After the war, Lemaître would go on to complete numerous studies in scientific fields. In 1920 he obtained a physics and mathematics doctorate, in 1923 he was ordained a priest and graduated from Cambridge University and later went on to MIT before returning to Leuven university as a part-time lecturer.
Much of Lemaître’s works were applying Albert Einstein‘s groundbreaking theory of general relativity to cosmology, and It was at Leuven University in 1927, that the work for the “Big Bang” theory would begin.
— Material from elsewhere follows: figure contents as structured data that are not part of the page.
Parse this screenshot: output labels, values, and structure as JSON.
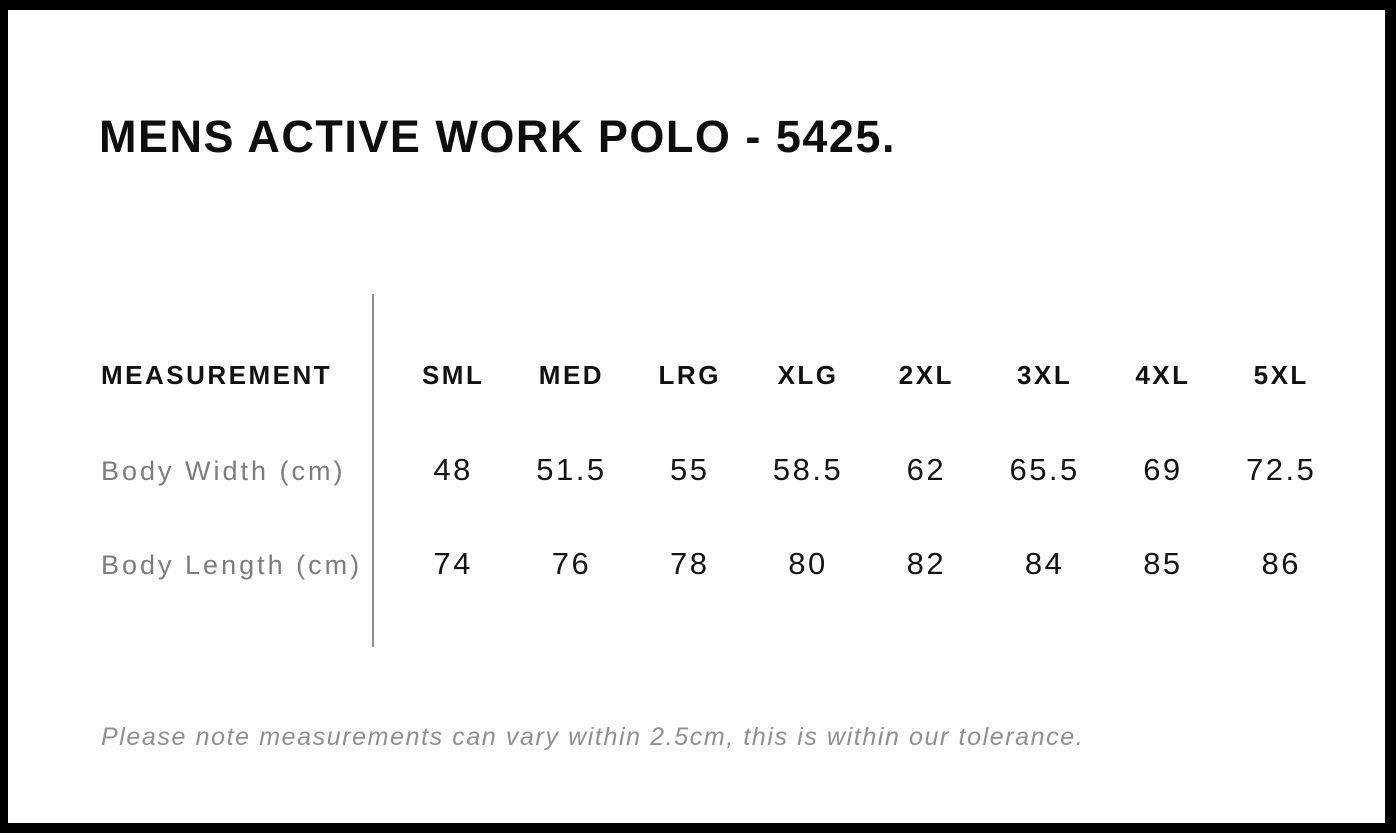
{
  "page_title": "MENS ACTIVE WORK POLO - 5425.",
  "table": {
    "measurement_header": "MEASUREMENT",
    "columns": [
      "SML",
      "MED",
      "LRG",
      "XLG",
      "2XL",
      "3XL",
      "4XL",
      "5XL"
    ],
    "rows": [
      {
        "label": "Body Width (cm)",
        "values": [
          "48",
          "51.5",
          "55",
          "58.5",
          "62",
          "65.5",
          "69",
          "72.5"
        ]
      },
      {
        "label": "Body Length (cm)",
        "values": [
          "74",
          "76",
          "78",
          "80",
          "82",
          "84",
          "85",
          "86"
        ]
      }
    ]
  },
  "note": "Please note measurements can vary within 2.5cm, this is within our tolerance.",
  "chart_data": {
    "type": "table",
    "title": "MENS ACTIVE WORK POLO - 5425.",
    "columns": [
      "MEASUREMENT",
      "SML",
      "MED",
      "LRG",
      "XLG",
      "2XL",
      "3XL",
      "4XL",
      "5XL"
    ],
    "rows": [
      [
        "Body Width (cm)",
        48,
        51.5,
        55,
        58.5,
        62,
        65.5,
        69,
        72.5
      ],
      [
        "Body Length (cm)",
        74,
        76,
        78,
        80,
        82,
        84,
        85,
        86
      ]
    ],
    "footnote": "Please note measurements can vary within 2.5cm, this is within our tolerance."
  },
  "colors": {
    "background": "#ffffff",
    "frame": "#000000",
    "text_primary": "#111111",
    "row_label": "#7d7d7d",
    "note_text": "#8f8f8f",
    "divider": "#8f8f8f"
  }
}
He gained acclaim upon publishing a report which stipulated a new idea of an expanding universe, derived from General Relativity; it provided the first observational estimation of the Hubble constant.
Einstein, while not taking exception to the maths presented, refused to accept the idea of an expanding universe. Lemaître recalled him commenting “Your calculations are correct, but your physics is atrocious.”
Having taken some time, Lemaître further built upon his theory to conclude the universe expanded from an initial point, which he called the “Primordial Atom“.
In January 1933, Lemaître and Einstein travelled together to attend a series of seminars in California. After Lemaître detailed his theory, Einstein stood up, applauded, and is supposed to have said, “This is the most beautiful and satisfactory explanation of creation to which I have ever listened.”
In 1933, Lemaître achieved his greatest public recognition when he resumed his theory of the expanding universe and published a more detailed version in the Annals of the Scientific Society of Brussels. Newspapers around the world began calling him the famous Belgian scientist and the leader of the new cosmological physics.
After which, he was elected to many academic roles within society, Including the Pontifical Academy of Sciences in 1936, which he took an active role there and served as its president until his death from a heart attack in March 1960.